Serial changes in circulating M30 antigen, a biomarker of apoptosis, in patients with acute coronary syndromes: Relationship with the severity of coronary artery disease

Abstract

Objectives Growing evidence has indicated the potential clinical usefulness of measuring different forms of cytokeratin 18 in patient sera (M30 antigen for apoptosis and M65 antigen for necrosis) for distinguishing different forms of cell death. Preliminary data have reported altered levels of cytokeratin 18 fragments in patients with acute coronary syndrome (ACS) and ischemic heart disease. In this study, serum levels of M30 and M65 were measured in 74 patients with ACS [including 17 cases with unstable angina and 57 patients with acute myocardial infarction (AMI)], 25 patients with stable angina, and 23 controls.

Methods In patients with ACS, serial measurements of M30 and M65 were obtained, and for each patient, the following values were determined: (i) values at admission, (ii) values obtained 24 h after symptom onset, and (iii) values obtained at 48 h after symptom onset.
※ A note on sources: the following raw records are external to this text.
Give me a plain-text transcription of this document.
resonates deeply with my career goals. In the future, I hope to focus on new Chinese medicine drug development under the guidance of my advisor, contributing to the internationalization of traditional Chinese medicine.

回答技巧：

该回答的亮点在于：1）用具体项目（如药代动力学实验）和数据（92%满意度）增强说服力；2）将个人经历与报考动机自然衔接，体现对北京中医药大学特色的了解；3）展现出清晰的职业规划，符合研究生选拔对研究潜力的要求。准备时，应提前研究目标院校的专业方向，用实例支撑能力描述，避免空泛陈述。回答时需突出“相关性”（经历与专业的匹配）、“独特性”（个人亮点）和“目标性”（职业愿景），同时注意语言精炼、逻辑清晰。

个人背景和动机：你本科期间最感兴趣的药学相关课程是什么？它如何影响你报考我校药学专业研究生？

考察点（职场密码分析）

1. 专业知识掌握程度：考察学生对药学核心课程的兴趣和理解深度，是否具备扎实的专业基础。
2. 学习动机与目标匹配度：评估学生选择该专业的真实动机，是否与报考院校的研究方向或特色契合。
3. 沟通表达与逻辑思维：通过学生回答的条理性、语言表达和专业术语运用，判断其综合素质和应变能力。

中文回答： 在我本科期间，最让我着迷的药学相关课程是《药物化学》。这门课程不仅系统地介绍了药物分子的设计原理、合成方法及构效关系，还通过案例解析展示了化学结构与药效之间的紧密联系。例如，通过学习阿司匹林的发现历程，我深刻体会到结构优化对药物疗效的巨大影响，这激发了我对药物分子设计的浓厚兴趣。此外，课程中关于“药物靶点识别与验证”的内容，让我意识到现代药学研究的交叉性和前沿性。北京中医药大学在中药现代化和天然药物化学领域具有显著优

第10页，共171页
The severity of coronary atherosclerosis was expressed using the Gensini score.

Results On admission, M30 and M65 levels in ACS patients were similar to those observed in stable angina patients and control participants. In AMI patients, serum levels of M30 peaked at 24 h and declined thereafter at 48 h. Notably, serum levels of M30 measured at 24 h correlated significantly and positively with the extent of coronary artery disease as measured by the Gensini score in AMI patients (r = 0.253, P < 0.05).

Conclusion Serum levels of the apoptotic marker M30 peak at 24 h after AMI and reflects the extent of coronary artery disease in this patient group.